Most of the PPC accounts I look at do not take advantage of all of the different options that AdWords offers to organize your account for maximum success. Most of them simply organize their campaigns based upon keywords. They’ll separate keywords into separate campaigns just because they’re different keywords. Or, they’ll keep all different kinds of keywords for all different kinds of products with all different kinds of marketing goals in the same campaign. But, AdWords has given us the flexibility to have much more control over how we are spending our money so that every dollar can be maximized.
First, your account should be organized based upon your marketing objectives. Therefore, before you create your campaigns (or if they’ve been running for a while now), lay out specifically what it is you’re are trying to accomplish.
Whatever, as long as it’s specific.
Once you’ve effectively laid out your marketing objectives, they should guide you into how to organize your campaigns and ad groups in your account.
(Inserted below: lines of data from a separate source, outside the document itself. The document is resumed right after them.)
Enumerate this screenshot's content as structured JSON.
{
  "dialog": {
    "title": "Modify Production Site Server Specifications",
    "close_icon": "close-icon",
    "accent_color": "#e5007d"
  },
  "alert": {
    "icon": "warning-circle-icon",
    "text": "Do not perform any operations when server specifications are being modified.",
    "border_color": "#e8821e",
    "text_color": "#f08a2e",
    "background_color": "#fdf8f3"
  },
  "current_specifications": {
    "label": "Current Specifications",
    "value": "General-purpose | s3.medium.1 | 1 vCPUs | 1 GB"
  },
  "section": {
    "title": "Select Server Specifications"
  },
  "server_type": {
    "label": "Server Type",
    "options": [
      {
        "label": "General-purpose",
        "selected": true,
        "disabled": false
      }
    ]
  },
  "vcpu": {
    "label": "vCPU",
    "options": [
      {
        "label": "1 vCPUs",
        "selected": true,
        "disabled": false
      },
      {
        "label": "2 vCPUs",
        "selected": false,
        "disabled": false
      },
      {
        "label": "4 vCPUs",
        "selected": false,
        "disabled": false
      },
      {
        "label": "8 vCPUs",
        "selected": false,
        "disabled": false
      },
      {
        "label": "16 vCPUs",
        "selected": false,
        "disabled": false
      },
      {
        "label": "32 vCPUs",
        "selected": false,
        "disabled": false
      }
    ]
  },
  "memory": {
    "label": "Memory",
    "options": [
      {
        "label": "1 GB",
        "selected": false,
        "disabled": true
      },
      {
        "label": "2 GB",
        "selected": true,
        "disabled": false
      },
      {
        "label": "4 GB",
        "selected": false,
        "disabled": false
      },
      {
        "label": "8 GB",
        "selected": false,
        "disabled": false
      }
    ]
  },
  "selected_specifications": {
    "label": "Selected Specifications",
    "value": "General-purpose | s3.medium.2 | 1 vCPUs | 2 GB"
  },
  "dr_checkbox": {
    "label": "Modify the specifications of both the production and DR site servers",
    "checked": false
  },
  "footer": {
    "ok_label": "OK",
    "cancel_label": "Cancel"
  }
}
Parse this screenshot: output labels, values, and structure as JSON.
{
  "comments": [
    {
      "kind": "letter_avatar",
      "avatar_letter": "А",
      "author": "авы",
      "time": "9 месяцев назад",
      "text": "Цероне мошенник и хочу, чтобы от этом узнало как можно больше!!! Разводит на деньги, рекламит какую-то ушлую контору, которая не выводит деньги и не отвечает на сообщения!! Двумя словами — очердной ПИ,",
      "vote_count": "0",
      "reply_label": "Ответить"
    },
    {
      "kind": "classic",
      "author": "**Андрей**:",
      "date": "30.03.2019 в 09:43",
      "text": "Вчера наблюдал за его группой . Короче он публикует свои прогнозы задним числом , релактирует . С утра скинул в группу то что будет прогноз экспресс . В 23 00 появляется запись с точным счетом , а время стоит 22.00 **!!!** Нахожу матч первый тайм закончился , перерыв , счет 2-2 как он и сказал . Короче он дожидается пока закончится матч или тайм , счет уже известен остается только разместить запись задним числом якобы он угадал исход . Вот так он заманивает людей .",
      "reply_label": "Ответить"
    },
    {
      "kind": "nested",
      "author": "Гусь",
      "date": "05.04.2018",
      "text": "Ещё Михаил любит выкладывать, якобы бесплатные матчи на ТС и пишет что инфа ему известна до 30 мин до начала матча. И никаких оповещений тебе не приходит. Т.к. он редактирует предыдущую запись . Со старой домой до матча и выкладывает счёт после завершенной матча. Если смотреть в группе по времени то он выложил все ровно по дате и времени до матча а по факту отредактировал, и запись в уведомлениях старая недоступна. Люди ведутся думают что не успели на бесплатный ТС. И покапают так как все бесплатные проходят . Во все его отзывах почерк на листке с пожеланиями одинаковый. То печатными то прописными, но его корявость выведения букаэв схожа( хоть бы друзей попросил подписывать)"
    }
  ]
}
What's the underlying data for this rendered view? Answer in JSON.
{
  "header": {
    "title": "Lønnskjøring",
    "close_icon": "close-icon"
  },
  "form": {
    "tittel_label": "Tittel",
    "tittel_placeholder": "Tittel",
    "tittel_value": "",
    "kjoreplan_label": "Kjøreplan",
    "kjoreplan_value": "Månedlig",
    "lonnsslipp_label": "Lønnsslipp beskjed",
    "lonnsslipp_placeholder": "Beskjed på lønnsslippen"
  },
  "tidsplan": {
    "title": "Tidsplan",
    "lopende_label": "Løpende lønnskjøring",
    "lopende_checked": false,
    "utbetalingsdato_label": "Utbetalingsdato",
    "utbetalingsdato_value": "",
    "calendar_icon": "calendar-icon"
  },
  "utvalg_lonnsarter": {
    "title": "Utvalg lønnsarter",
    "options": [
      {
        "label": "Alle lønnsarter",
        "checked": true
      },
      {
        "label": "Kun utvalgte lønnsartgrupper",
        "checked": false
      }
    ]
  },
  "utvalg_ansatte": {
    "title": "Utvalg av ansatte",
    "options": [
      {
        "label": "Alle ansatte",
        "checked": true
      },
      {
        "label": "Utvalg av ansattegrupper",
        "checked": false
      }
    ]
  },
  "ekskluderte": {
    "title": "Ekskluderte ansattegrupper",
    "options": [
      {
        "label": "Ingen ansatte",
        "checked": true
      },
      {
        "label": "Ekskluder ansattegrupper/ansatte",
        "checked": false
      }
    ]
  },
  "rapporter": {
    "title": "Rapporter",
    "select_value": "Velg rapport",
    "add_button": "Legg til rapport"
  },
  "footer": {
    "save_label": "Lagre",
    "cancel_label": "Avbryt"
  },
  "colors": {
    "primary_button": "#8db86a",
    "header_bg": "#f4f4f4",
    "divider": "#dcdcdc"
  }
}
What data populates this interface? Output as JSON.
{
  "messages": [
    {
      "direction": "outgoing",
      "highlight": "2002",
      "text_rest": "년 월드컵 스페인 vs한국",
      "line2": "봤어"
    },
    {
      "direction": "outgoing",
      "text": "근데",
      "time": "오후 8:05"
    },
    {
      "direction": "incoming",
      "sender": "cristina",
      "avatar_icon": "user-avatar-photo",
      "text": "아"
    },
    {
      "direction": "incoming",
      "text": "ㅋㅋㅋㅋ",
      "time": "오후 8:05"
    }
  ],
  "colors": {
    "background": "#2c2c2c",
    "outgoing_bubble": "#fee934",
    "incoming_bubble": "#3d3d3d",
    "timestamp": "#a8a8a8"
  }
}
If you have different products that require different budgets and have different product margins, conversion rates, sales cycles, etc., then you want to organize them into different campaigns so that you can control what is essentially different “markets” in your business.
For example, if a cruise company is selling different types of cruises all around the world, they might be targeting people in the United States looking for Caribbean cruises as well as people looking for Arctic cruises. Let’s say the average Caribbean cruise sale is $2000 and they make a profit margin of 20% and the average Arctic cruise sale is $8000 and they make the same 20% profit margin. And let’s say that each distinct landing page has the same conversion rate of 2%.
If this is the case, then the profit per click (visitor) that the cruise company makes for the Caribbean cruise is $8 ($2000 x 20% x 2 / 100) and for the Arctic cruise it’s $32 ($8000 x 20% x 2 / 100). If they have the same amount of tickets available to sell for Caribbean cruises as Arctic cruises, they are going to want to have a much bigger budget for the Arctic cruises. Since they make more for every cruise sold, they’ll be willing to spend more for visitors.
Controlling the amount of money that is spent on each product type is a good reason to separate these distinct products into distinct campaigns and is just one of the options that AdWords has available to control how your ads are delivered and at what cost.